Grabbing my identity by the throat has allowed me to play with other identities in the space of play and performance. Being more secure in how I identify in terms of gender identity, gender expression and sexual orientation has allowed me the freedom to explore my boundaries: what I’m comfortable with and how far I can push myself.
Up until two years ago I found the feminine cloyingly repulsive and unnatural. My mother’s attempts to feminise me always left me feeling exceedingly uncomfortable, and I clearly remember the hideousness of my matric dance outfit and how I felt like a drag queen, and yet not, because it was an enforced drag, not the drag that stems from a place of play and a sense of security in one’s own gender.
Since beginning the photographic project of documenting my play with gender, I have experienced conflicting emotions and reactions to placing myself within a feminine frame. Firstly, I found myself approaching the feminine from the space of play, experimentation and boundary testing.
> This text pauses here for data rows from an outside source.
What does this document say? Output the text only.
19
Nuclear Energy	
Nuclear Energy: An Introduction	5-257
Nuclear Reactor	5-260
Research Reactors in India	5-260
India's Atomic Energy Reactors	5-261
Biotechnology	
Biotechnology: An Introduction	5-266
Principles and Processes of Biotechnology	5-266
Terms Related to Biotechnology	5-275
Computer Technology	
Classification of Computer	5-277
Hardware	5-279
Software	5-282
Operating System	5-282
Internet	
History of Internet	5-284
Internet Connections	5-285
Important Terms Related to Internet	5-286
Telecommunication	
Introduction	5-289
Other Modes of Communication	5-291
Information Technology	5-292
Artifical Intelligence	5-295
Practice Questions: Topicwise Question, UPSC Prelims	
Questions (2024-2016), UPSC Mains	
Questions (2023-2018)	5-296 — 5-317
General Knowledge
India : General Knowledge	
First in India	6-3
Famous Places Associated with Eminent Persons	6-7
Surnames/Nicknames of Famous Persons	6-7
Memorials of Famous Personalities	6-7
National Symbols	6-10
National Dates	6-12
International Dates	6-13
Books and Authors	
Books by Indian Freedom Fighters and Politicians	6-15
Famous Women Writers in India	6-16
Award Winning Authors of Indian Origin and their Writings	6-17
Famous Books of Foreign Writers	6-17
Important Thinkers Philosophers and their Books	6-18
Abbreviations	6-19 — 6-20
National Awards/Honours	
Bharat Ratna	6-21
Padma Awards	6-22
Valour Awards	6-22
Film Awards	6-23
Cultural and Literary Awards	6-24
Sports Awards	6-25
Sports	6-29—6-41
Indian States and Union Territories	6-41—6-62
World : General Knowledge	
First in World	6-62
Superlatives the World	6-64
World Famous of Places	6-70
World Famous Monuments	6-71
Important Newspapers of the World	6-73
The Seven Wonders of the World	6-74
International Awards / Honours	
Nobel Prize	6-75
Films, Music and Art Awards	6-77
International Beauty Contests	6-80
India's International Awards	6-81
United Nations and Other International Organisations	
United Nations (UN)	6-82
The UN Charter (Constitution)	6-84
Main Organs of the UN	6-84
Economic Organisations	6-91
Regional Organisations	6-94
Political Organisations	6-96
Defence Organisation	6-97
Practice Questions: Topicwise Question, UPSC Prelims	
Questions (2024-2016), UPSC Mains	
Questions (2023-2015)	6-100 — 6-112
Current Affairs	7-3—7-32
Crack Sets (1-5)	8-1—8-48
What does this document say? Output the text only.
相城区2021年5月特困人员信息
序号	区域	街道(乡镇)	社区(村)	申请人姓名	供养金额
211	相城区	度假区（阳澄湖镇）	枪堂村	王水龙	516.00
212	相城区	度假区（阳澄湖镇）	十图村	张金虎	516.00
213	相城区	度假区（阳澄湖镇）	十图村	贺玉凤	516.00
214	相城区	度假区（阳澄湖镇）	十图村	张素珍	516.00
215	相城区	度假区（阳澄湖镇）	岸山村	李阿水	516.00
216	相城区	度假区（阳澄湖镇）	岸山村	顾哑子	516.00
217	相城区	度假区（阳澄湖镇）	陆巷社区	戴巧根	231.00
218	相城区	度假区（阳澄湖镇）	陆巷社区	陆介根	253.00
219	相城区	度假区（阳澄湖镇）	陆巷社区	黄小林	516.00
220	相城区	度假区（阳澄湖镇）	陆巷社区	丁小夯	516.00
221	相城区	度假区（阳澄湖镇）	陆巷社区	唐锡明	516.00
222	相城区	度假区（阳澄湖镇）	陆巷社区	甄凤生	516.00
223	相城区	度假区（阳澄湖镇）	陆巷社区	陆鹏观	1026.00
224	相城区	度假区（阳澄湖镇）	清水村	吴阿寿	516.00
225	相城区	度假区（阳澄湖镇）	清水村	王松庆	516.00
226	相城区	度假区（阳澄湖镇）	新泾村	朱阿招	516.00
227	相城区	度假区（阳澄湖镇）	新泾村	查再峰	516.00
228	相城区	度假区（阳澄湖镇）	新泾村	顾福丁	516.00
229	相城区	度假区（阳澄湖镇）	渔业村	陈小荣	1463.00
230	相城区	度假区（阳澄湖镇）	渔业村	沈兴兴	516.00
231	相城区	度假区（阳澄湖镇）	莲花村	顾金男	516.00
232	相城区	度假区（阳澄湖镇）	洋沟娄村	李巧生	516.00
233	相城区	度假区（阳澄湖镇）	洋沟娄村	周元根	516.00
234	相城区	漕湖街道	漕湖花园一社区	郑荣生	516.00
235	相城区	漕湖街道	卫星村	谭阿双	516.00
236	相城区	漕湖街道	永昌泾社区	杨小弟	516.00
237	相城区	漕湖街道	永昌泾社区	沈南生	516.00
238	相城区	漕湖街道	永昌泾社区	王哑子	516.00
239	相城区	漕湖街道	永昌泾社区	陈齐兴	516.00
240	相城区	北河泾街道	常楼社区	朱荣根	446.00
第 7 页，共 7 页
The idea of donning the feminine has been more exciting and less frightening, and I’ve truly had fun with and loved the experience of seeing the photographic results. The artistic process has thus been very revelatory and enjoyable.
The physical experience, the experience of my self apart from the artistic process, has been difficult. I’ve been able to perform the feminine to the extent of playing with costume, props and make-up, but have been unable to perform feminine characteristics, behaviours, mannerisms and poses. Along with the wigs, dresses and shoes, I am still visited by those old feelings of intense discomfort, a sense of not being me, of having an otherness enforced on me. Even in the privacy of my own home with only me to witness my transformation, I am unable to express a femininity that stems from me rather than the costume. One interesting thing, though, is that when I’m playing the feminine and photographing myself, I’m able to smile (almost unable not to), while in my other self-portraits smiling feels unnatural and uncomfortable. In the blurb to this blog I say that, “I approach other spaces through fearlessly exploring inner space.” Sometimes the exploration is more brave than fearless. A lot of the time my performances touch a nerve, pointing to something I still need to investigate further, approaching it more carefully in my next encounter with it. Because sometimes when staring into the looking glass, it’s not only unexplored selves that stare back. Sometimes there are demons.
Looking back on these photos and experiments, I’m very happy with the results, because they denote a bravery that was previously unavailable to me; a sense of adventure I never had; and, a sense of playfulness I’m so grateful to have found.